I thought you mean taking totally randomly files every second one without sorting.
sorting probably will be good as well. (for the first attribute will be like Stratified Sampling, for the rest like random)
Stratified Sampling, probably will be the best.


2- And, with Stratified Sampling there is no need to carry out a pre-mailing test to ensure that the selected Test and Control files are not too (significantly) dissimilar, right? But why not need to still check there are no significant differences between the test & control files?
Correct, since you ensure it by stratified Sampling method...

3- The significant level is the maximum allowed chance of type I error (rejecting a correct H0) allowed. under the assumption that H0 is correct and we want to reject it only if you pretty sure it isn't correct. this is not the case in your question.
You are more interested in the power of the test to reject incorrect H0, and this related to the required effect you want to identify with the test.
I don't think this is the correct direction ...

Not sure I fully followed this. but i think you agree that by testing the control and test files I am trying to ensure I do not have a Type II error. i.e accept H0 - the files are not significantly different when they actually are. But you don't think this is the correct direction.

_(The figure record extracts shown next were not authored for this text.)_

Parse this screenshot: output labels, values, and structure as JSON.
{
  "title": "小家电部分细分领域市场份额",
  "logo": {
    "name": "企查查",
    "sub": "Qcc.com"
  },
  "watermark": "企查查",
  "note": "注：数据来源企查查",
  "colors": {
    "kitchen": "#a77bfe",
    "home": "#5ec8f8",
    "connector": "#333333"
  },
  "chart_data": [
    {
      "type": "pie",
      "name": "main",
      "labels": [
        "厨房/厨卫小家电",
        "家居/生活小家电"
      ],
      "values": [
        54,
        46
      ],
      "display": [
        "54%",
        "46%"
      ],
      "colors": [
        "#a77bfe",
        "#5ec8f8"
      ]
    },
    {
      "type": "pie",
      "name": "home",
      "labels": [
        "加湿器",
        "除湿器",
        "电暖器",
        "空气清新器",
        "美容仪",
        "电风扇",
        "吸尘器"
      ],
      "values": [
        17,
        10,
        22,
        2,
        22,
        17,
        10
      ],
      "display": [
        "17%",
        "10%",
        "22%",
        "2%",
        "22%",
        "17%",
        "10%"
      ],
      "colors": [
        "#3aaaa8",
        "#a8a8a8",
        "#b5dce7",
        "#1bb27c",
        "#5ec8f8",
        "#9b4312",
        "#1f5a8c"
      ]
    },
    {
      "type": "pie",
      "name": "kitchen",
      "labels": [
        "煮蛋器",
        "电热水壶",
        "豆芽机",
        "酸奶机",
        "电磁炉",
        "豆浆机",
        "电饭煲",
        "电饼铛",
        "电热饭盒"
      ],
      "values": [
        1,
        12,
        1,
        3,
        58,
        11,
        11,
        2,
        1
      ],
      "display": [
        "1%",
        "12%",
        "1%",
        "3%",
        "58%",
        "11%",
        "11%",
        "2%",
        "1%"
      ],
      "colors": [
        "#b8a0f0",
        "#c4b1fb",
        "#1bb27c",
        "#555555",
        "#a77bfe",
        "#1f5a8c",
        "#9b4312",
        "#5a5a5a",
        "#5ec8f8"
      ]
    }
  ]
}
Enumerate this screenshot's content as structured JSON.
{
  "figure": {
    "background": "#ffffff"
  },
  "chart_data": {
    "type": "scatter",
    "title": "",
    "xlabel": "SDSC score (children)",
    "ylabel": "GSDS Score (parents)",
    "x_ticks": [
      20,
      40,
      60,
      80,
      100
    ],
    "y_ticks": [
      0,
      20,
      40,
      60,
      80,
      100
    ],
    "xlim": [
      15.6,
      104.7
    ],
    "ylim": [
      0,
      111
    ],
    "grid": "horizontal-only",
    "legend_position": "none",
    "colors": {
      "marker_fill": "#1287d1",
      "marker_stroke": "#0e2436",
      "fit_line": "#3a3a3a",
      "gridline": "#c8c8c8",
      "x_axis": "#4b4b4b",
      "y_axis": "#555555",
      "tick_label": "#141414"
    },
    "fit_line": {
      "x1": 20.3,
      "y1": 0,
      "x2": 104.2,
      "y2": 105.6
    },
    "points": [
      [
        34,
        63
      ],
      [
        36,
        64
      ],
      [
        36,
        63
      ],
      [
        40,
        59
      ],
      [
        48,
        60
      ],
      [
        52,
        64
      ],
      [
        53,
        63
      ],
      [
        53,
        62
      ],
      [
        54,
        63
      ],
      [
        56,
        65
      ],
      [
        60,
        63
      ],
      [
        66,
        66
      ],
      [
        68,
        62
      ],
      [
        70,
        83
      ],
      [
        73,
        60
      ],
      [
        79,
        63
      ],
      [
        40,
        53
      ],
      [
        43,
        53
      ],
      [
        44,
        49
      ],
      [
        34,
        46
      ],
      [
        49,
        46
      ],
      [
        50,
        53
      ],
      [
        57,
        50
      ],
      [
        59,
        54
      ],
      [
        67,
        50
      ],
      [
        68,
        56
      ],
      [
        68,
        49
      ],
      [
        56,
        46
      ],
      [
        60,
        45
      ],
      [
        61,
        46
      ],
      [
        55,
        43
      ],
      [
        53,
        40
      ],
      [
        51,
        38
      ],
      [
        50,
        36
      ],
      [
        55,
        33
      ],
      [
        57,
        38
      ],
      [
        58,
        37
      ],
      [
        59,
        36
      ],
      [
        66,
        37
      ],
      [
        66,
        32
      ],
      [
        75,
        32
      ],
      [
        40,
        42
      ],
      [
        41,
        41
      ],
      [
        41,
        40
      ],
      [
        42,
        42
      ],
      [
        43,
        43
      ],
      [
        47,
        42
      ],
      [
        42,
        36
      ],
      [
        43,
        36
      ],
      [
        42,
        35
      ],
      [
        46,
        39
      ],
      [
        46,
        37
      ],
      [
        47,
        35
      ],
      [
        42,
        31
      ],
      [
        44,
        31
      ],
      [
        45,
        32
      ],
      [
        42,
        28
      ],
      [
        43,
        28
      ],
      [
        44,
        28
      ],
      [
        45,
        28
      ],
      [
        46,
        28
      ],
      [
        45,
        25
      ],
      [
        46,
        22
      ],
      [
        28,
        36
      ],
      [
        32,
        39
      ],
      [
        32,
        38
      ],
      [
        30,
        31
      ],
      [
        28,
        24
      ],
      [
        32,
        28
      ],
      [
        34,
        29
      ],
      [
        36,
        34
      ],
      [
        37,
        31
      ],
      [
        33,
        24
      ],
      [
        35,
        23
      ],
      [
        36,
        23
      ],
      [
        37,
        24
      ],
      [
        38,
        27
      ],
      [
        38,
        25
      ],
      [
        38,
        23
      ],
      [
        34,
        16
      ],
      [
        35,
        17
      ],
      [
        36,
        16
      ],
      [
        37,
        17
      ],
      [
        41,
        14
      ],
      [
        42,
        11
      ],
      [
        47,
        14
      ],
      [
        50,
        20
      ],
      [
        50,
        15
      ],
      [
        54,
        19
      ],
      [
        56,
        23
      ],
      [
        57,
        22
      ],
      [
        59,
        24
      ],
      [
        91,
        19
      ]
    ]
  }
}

Could you please advise what you mean by not the correct direction and what is.

significant level(alpha) is the maximum allowed probability for type 1 error (rejecting correct H0)
Beta is the maximum allowed probability for type 2 error (rejecting correct H1). Power=1-Beta
In your case rejecting correct H1 will say: the test will say that the data is a "good sample" while it isn't
 

ondansetron

TS Contributor
#13
significant level(alpha) is the maximum allowed probability for type 1 error (rejecting correct H0)
Beta is the maximum allowed probability for type 2 error (rejecting correct H1). Power=1-Beta
In your case rejecting correct H1 will say: the test will say that the data is a "good sample" while it isn't
A Type II error is in reference to incorrectly accepting the null hypothesis, not something to do with the alternative (H1/Ha).

Rejecting the null hypothesis does not mean the data are “good” or that the sample is “good”. This is a common misconception that leads to p-hacking (my data aren’t “good”, let me try again...and again, and again.)
 
#14
When you incorrectly accepting H0, you don't accept the correct H1 ...
Of course, H0 is the default so it is more accurate to use "not accept" than to use "reject", since you reject only the default.
But I used reject to emphasize that you need to look on both sides, both types of error.

I didn't write the goal is to reject Ho...the goal is to build a test with the correct power to reject H0 when H0 is not correct (base of the required effect size).
Many people treat only the significant level but forget to treat the other side, the test power.